Tropu Gyeltsa Rinchen Gon (1118–1195) established what became know as the Tropu Kagyu tradition. He was born in Tsang to the Nub clan, a prominent family descended from Nub Namkhai Nyingpo, one of the first Tibetans to be ordained in the 8th century. He began his studies early, at the age of 5, and at 19 moved to the Lhasa region to continue his training. Although he was expected to take a wife after a certain age, he managed to obtain his father’s permission to remain single.  

He is said to have studied with a total of 82 teachers—mostly Kagyu, although he also received instructions in Nyingma, the Zhije tradition from two of Padampa Sanggye’s (d.1117) direct disciples, and the Chod tradition started by Machik Labdron (1055–1149). His foremost teacher was Pakmodrupa Dorje Gyelpo (1110–1170), under whom he studied and gained experienced in the Mahamudra teachings, and whose monastery he supported with his family’s considerable wealth. It is unclear whether or not Rinchen Gon was ordained as a novice monk during his early studies; he took his complete ordination only later in life at the age of 54. Afterwards, he built a small monastery for himself and 20 monks in the Tropu valley. It would be his nephew and disciple, the acclaimed translator Tropu Lotsawa Jampa Pel, who would eventually establish the Tropu Kagyu as a distinct lineage.

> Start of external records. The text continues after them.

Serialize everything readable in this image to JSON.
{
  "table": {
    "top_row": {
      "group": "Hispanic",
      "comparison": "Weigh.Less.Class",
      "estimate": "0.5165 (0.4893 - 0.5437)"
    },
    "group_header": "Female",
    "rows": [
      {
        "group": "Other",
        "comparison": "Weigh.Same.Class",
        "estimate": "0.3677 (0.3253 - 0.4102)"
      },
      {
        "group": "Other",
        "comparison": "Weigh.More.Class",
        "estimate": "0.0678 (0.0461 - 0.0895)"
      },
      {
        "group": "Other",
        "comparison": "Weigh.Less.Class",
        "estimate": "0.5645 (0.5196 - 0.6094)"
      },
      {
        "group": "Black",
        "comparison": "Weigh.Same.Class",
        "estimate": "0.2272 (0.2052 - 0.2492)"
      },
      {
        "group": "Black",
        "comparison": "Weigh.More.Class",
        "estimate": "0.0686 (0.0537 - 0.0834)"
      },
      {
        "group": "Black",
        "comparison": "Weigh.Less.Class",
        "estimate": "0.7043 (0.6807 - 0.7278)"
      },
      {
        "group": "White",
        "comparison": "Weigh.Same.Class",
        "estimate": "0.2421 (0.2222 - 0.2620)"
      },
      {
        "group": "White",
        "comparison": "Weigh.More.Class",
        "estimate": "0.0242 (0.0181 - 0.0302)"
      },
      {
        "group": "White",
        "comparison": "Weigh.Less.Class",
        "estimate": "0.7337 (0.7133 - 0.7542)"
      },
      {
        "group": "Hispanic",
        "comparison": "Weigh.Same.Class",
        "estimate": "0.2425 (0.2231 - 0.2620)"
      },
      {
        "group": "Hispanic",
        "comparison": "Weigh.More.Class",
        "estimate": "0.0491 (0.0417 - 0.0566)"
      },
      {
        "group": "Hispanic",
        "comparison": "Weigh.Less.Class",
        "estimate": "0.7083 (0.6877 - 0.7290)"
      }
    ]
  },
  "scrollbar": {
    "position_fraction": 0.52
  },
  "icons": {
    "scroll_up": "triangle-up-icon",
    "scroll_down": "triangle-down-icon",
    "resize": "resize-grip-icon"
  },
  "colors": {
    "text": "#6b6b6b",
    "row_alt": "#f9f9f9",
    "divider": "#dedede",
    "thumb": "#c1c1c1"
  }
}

Tropu Lotsawa Jampa Pel (c. 1172–1236) was born in Tsang and was sent to study with his uncle at the age of 8. As a teenager he traveled around studying philosophy, and was particularly gifted in Sanskrit. He received his full ordination at the age of 19. His uncle, Gyeltsa Rinchen, predicted his nephew’s future on his deathbed: “Like a brass horn, your good fortune will widen at the end.” Soon after the funeral was completed, he traveled to Nepal where he studied the sutras and tantras with Buddhashri, an Indian master living in Bhaktapur, Kathmandu.

Tropu Lotsawa (item no. 79995)

Jampa Pel spent the next several years traveling back and forth between India, Nepal, and Tibet, inviting Indian masters to teach. He first brought back a tantric practitioner named Mitrayogin who stayed and taught for a year and a half. After accompanying him back to Nepal, he invited Buddhashri, who taught in Tibet for two years. In 1204, he and a party of several students traveled to Assam to invite a 78-year-old master, Shakyashribhadra, to travel to the monastery in Tropu to teach. Shakyashribhadra was reluctant to make the journey at first, but agreed after Jampa Pel was able to ask each of the Pandits doctrinal questions in Sanskrit. Accompanied by several other Indian scholars, they traveled back to Tibet where Shakyashirbhadra remained and taught for ten years. During this time Jampa Pel acted as his translator, which earned him the title “Lotsawa.”

Among his many accomplishments, Lotsawa Jampa Pel planned and carried out the building of an enourmous eighty-cubit statue of Maitreya made of gilded copper from the offerings the Indian scholars had amassed. According to legend, when Shakyashribhadra performed the consecration, he remarked, “I myself am entirely incapable of performing the royal honors of consecration. Oh Buddha Maitreya, in the Tushita Pure Land, you see and know this, so I ask you to do it.” It is said that melodies and perfumed scents arose out of nowhere, flowers fell from the sky, and a ball of light descended and dissolved into the statue. This statue inspired many other giant Maitreya statues in temples across the Tibetan plateau, including the one in Tashilhunpo Monastery built by the Gendun Drub, the First Dalai Lama.

After his death in 1236, Jampa Pel was succeeded by many accomplished students, including a female teacher named Machik Rema. Foremost among the followers of the Tropu lineages was Buton Rinchen Drub (1290–1364), a Kalachakra master who eventually founded his own monastery at Zhalu. By his time, however, Tropu Monastery had come under heavy influence from the nearby Sakya institution, and eventually merged with other larger schools.